A Host of Golden Daffodils, oils on canvas panel, 12" x 9." Contact artist for price.
Last week for the first time it was light enough on the way home to see that the steep banks bordering lower Rock Creek Parkway were full of yellow daffodils in bloom. It brought to mind that poem by Wordsworth all of my generation read in high school, "I Wandered Lonely as a Cloud,"
(first stanza):
I wandered lonely as a cloud
That floats on high o'er vales and hills,
When all at once I saw a crowd,
A host of golden daffodils;
Beside the lake, beneath the trees,
Fluttering and dancing in the breeze.
--William Wordsworth, 1804
(I feel sorry for subsequent generations of students who missed learning the wonderful literary works of the English Romantic poets... so-called "Modern Education" has thus impoverished their lives.)
Today was our finest spring day to date. I remembered there is a small hillside at Brookside Gardens that has daffodils planted among birches and thought it would be delightful to paint there.

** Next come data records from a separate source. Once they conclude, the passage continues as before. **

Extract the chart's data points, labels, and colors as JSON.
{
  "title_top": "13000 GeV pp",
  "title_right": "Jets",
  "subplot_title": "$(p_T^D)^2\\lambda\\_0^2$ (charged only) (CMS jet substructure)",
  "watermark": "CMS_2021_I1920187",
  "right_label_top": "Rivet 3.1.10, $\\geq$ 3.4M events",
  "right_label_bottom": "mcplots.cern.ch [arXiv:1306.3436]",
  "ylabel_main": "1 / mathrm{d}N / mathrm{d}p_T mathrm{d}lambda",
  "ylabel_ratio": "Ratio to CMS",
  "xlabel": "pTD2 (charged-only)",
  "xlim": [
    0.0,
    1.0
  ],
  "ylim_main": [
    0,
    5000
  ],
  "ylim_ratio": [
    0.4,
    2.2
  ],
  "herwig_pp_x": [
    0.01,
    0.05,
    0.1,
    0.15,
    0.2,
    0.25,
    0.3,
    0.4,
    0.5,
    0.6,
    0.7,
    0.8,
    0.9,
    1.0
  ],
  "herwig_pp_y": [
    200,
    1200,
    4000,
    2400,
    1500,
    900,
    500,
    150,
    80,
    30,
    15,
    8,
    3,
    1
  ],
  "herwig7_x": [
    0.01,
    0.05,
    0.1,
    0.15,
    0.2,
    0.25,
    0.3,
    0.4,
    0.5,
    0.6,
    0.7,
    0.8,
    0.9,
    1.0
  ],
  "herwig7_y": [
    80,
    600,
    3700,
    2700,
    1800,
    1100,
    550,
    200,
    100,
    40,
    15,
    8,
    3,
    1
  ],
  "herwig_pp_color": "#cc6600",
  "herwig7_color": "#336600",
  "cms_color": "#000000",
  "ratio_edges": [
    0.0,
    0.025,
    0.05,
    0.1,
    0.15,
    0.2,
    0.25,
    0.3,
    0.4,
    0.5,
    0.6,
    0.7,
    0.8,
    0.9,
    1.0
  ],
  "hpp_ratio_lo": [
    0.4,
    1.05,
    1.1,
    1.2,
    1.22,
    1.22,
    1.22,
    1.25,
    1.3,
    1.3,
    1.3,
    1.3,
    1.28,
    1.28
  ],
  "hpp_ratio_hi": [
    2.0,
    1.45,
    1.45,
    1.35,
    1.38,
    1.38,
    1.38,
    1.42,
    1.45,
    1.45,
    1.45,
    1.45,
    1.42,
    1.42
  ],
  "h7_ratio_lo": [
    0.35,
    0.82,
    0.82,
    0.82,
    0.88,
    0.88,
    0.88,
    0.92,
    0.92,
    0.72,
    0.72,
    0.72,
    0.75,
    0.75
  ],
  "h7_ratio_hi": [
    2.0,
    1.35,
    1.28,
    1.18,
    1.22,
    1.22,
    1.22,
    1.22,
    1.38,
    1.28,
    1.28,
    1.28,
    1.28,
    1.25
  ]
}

The gardens were full of young mothers with their offspring, retirees and neighbors out to enjoy the lovely afternoon. I walked around and took some photos before setting up to paint, in case there was something more appealing, but my first instinct was right, this was the prettiest sight to paint.
The scent of daffodils and the witch-hazels perfumed the warm air as I worked. It felt so good to be outside it was hard to concentrate on the basics of painting. I almost lapsed into common beginner mistakes such as starting to focus on individual flowers too early rather than laying down masses of color first. I managed to pull out of it and balance the colors before getting into the details for a nice finish just as the sun was going down behind the hill.